Ce que j'appelle cristallisation, c'est l'opération de l'esprit, qui tire de tout ce qui se présente la découverte que l'objet aimé a de nouvelles perfections.
Stendhal - De l’amour
Ah ! L’amour… La passion… Le coup de foudre ! Comment comprendre ce qui se passe alors ? Pour le savoir, ne demandez pas au philosophe, demandez à l’écrivain, demandez à Stendhal, il lui a même consacré un traité intitulé De l’amour. Ça s’appelle la cristallisation.

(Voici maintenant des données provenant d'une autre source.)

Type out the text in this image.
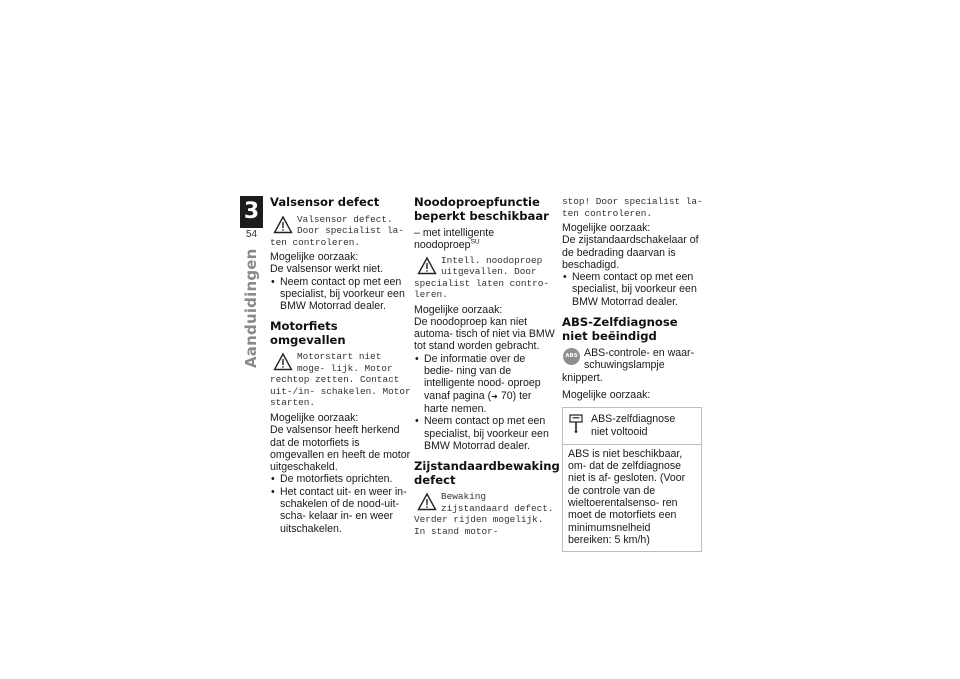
3
54
Aanduidingen
Valsensor defect
Valsensor defect. Door specialist la- ten controleren.

Mogelijke oorzaak:

De valsensor werkt niet.

• Neem contact op met een specialist, bij voorkeur een BMW Motorrad dealer.
Motorfiets omgevallen
Motorstart niet moge- lijk. Motor rechtop zetten. Contact uit-/in- schakelen. Motor starten.

Mogelijke oorzaak:

De valsensor heeft herkend dat de motorfiets is omgevallen en heeft de motor uitgeschakeld.

• De motorfiets oprichten.
• Het contact uit- en weer in- schakelen of de nood-uit-scha- kelaar in- en weer uitschakelen.
Noodoproepfunctie beperkt beschikbaar

– met intelligente noodoproep$^{SU}$

Intell. noodoproep uitgevallen. Door specialist laten contro- leren.

Mogelijke oorzaak:

De noodoproep kan niet automa- tisch of niet via BMW tot stand worden gebracht.

• De informatie over de bedie- ning van de intelligente nood- oproep vanaf pagina (➜ 70) ter harte nemen.
• Neem contact op met een specialist, bij voorkeur een BMW Motorrad dealer.
Zijstandaardbewaking defect
Bewaking zijstandaard defect. Verder rijden mogelijk. In stand motor-
stop! Door specialist la- ten controleren.

Mogelijke oorzaak:

De zijstandaardschakelaar of de bedrading daarvan is beschadigd.

• Neem contact op met een specialist, bij voorkeur een BMW Motorrad dealer.
ABS-Zelfdiagnose niet beëindigd
ABS ABS-controle- en waar- schuwingslampje knippert.

Mogelijke oorzaak:

ABS-zelfdiagnose niet voltooid
ABS is niet beschikbaar, om- dat de zelfdiagnose niet is af- gesloten. (Voor de controle van de wieltoerentalsenso- ren moet de motorfiets een minimumsnelheid bereiken: 5 km/h)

C’est un processus qui débute par l’intérêt pour la femme rencontrée ; puis vient le désir («lui donner des baisers ») ; enfin apparaît l’admiration. C’est ce troisième temps qui constitue la « cristallisation », nom choisi par Stendhal en comparaison avec les cristaux de sels qui font scintiller comme un diamant la terne brindille jetée dans la mine de sel de Salzbourg.

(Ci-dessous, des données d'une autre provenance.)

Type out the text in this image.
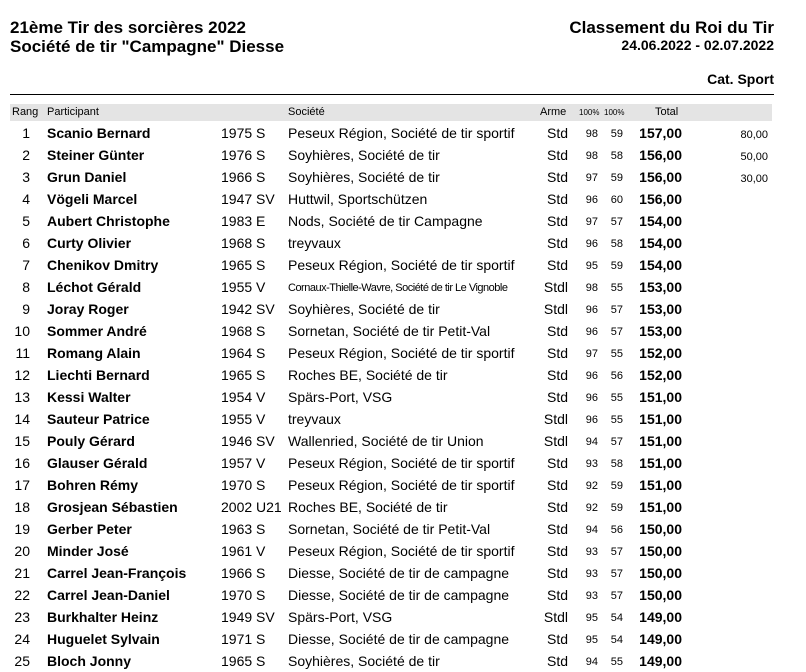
21ème Tir des sorcières 2022
Société de tir "Campagne" Diesse
Classement du Roi du Tir
24.06.2022 - 02.07.2022
Cat. Sport
Rang Participant	Société	Arme 100% 100%	Total
1 Scanio Bernard	1975 S Peseux Région, Société de tir sportif	Std 98 59	157,00	80,00
2 Steiner Günter	1976 S Soyhières, Société de tir	Std 98 58	156,00	50,00
3 Grun Daniel	1966 S Soyhières, Société de tir	Std 97 59	156,00	30,00
4 Vögeli Marcel	1947 SV Huttwil, Sportschützen	Std 96 60	156,00
5 Aubert Christophe	1983 E Nods, Société de tir Campagne	Std 97 57	154,00
6 Curty Olivier	1968 S treyvaux	Std 96 58	154,00
7 Chenikov Dmitry	1965 S Peseux Région, Société de tir sportif	Std 95 59	154,00
8 Léchot Gérald	1955 V Cornaux-Thielle-Wavre, Société de tir Le Vignoble	Stdl 98 55	153,00
9 Joray Roger	1942 SV Soyhières, Société de tir	Stdl 96 57	153,00
10 Sommer André	1968 S Sornetan, Société de tir Petit-Val	Std 96 57	153,00
11 Romang Alain	1964 S Peseux Région, Société de tir sportif	Std 97 55	152,00
12 Liechti Bernard	1965 S Roches BE, Société de tir	Std 96 56	152,00
13 Kessi Walter	1954 V Spärs-Port, VSG	Std 96 55	151,00
14 Sauteur Patrice	1955 V treyvaux	Stdl 96 55	151,00
15 Pouly Gérard	1946 SV Wallenried, Société de tir Union	Stdl 94 57	151,00
16 Glauser Gérald	1957 V Peseux Région, Société de tir sportif	Std 93 58	151,00
17 Bohren Rémy	1970 S Peseux Région, Société de tir sportif	Std 92 59	151,00
18 Grosjean Sébastien	2002 U21 Roches BE, Société de tir	Std 92 59	151,00
19 Gerber Peter	1963 S Sornetan, Société de tir Petit-Val	Std 94 56	150,00
20 Minder José	1961 V Peseux Région, Société de tir sportif	Std 93 57	150,00
21 Carrel Jean-François 1966 S Diesse, Société de tir de campagne	Std 93 57	150,00
22 Carrel Jean-Daniel	1970 S Diesse, Société de tir de campagne	Std 93 57	150,00
23 Burkhalter Heinz	1949 SV Spärs-Port, VSG	Stdl 95 54	149,00
24 Huguelet Sylvain	1971 S Diesse, Société de tir de campagne	Std 95 54	149,00
25 Bloch Jonny	1965 S Soyhières, Société de tir	Std 94 55	149,00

Il me semble que la cristallisation stendhalienne a le mérite de nous rappeler que le désir, s’il est l’alpha de l’amour, n’en est pas l’oméga. Autrement dit, il n’y a pas de passion dans l’amour sans admiration pour l’être aimé. Mais attention ; il faut que cette admiration soit non seulement exclusive, mais aussi il faut qu’elle soit excessive ; et bien sûr qu’elle soit illusoire : la vérité de la brindille sous les cristaux de sel, c’est du bois noirâtre. C’est ce qui rend cet amour si plaisant. Car il est agréable d’être aimé. Dans le texte de Stendhal, Chita, l’italienne pour la quelle un officier allemand se pâme d’amour s’écrie : « Eh bien ! monsieur, cristallisez pour moi ! ». Comprenez bien que l’interlocuteur de Chita n’est pas cet officier, et qu’il lui explique justement qu’à ses yeux, elle n’a aucun des charmes qui font s’évanouir le jeune allemand ; quel dommage !

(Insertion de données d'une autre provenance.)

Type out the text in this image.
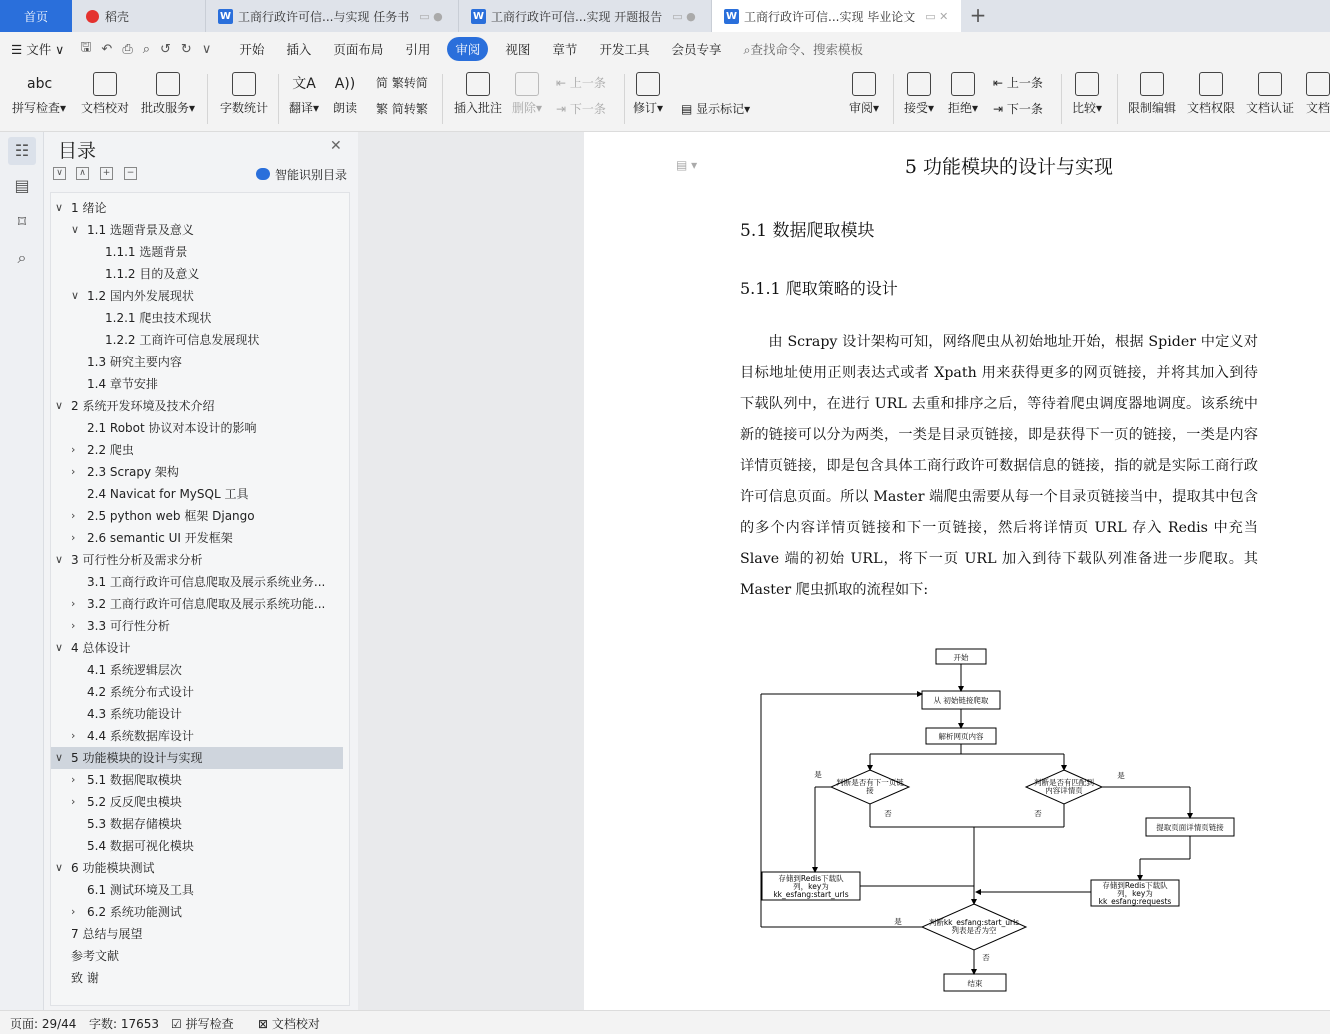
首页	稻壳	W 工商行政许可信...与实现 任务书 ▭ ●	W 工商行政许可信...实现 开题报告 ▭ ●	W 工商行政许可信...实现 毕业论文 ▭ ✕ +
☰ 文件 ∨	🖫 ↶ ⎙ ⌕ ↺ ↻ ∨	开始	插入	页面布局	引用	审阅	视图	章节	开发工具	会员专享	⌕查找命令、搜索模板
abc
拼写检查▾ 文档校对 批改服务▾ 字数统计
文A
翻译▾
A))
朗读
简 繁转简
繁 简转繁 插入批注 删除▾
⇤ 上一条
⇥ 下一条 修订▾
▾ ▤ 显示标记▾	审阅▾ 接受▾ 拒绝▾
⇤ 上一条
⇥ 下一条 比较▾ 限制编辑 文档权限 文档认证 文档
☷
▤
⌑
⌕
目录	✕
∨	∧	+	−	智能识别目录
∨ 1 绪论
∨ 1.1 选题背景及意义
1.1.1 选题背景
1.1.2 目的及意义
∨ 1.2 国内外发展现状
1.2.1 爬虫技术现状
1.2.2 工商许可信息发展现状
1.3 研究主要内容
1.4 章节安排
∨ 2 系统开发环境及技术介绍
2.1 Robot 协议对本设计的影响
› 2.2 爬虫
› 2.3 Scrapy 架构
2.4 Navicat for MySQL 工具
› 2.5 python web 框架 Django
› 2.6 semantic UI 开发框架
∨ 3 可行性分析及需求分析
3.1 工商行政许可信息爬取及展示系统业务...
› 3.2 工商行政许可信息爬取及展示系统功能...
› 3.3 可行性分析
∨ 4 总体设计
4.1 系统逻辑层次
4.2 系统分布式设计
4.3 系统功能设计
› 4.4 系统数据库设计
∨ 5 功能模块的设计与实现
› 5.1 数据爬取模块
› 5.2 反反爬虫模块
5.3 数据存储模块
5.4 数据可视化模块
∨ 6 功能模块测试
6.1 测试环境及工具
› 6.2 系统功能测试
7 总结与展望
参考文献
致 谢
▤ ▾	5 功能模块的设计与实现
5.1 数据爬取模块
5.1.1 爬取策略的设计
由 Scrapy 设计架构可知，网络爬虫从初始地址开始，根据 Spider 中定义对目标地址使用正则表达式或者 Xpath 用来获得更多的网页链接，并将其加入到待下载队列中，在进行 URL 去重和排序之后，等待着爬虫调度器地调度。该系统中新的链接可以分为两类，一类是目录页链接，即是获得下一页的链接，一类是内容详情页链接，即是包含具体工商行政许可数据信息的链接，指的就是实际工商行政许可信息页面。所以 Master 端爬虫需要从每一个目录页链接当中，提取其中包含的多个内容详情页链接和下一页链接，然后将详情页 URL 存入 Redis 中充当 Slave 端的初始 URL，将下一页 URL 加入到待下载队列准备进一步爬取。其 Master 爬虫抓取的流程如下:
开始
从 初始链接爬取
解析网页内容
判断是否有下一页链
接
判断是否有匹配到
内容详情页
存储到Redis下载队
列，key为
kk_esfang:start_urls
判断kk_esfang:start_urls
列表是否为空
结束
是
否	否
是
否
提取页面详情页链接
存储到Redis下载队
列，key为
kk_esfang:requests
是
页面: 29/44 字数: 17653 ☑ 拼写检查 ⊠ 文档校对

Si l’amour rend l’être aimé si beau, il rend aussi le monde entier tributaire de lui. Tout ce qui existe doit contribuer à favoriser son existence, à en accroître la perfection. Dès lors plus personne n’existe en-dehors de ceux qui rendent hommage à la Beauté de l’Etre Aimé ! Ce qui veut dire aussi que personne ne peut plus être désiré : l’amour est exclusif. Et c’est là que les choses se gâtent.
Vous connaissez la chanson que Serge Gainsbourg a consacré à la Cristallisation ? Non ? Hé bien, voici ce qu’il dit : «C'est la cristallisation comme dit Stendhal / Ouais t'es foutu. Tu perds toutes les autres ».
Vu comme ça, c'est beaucoup moins romantique.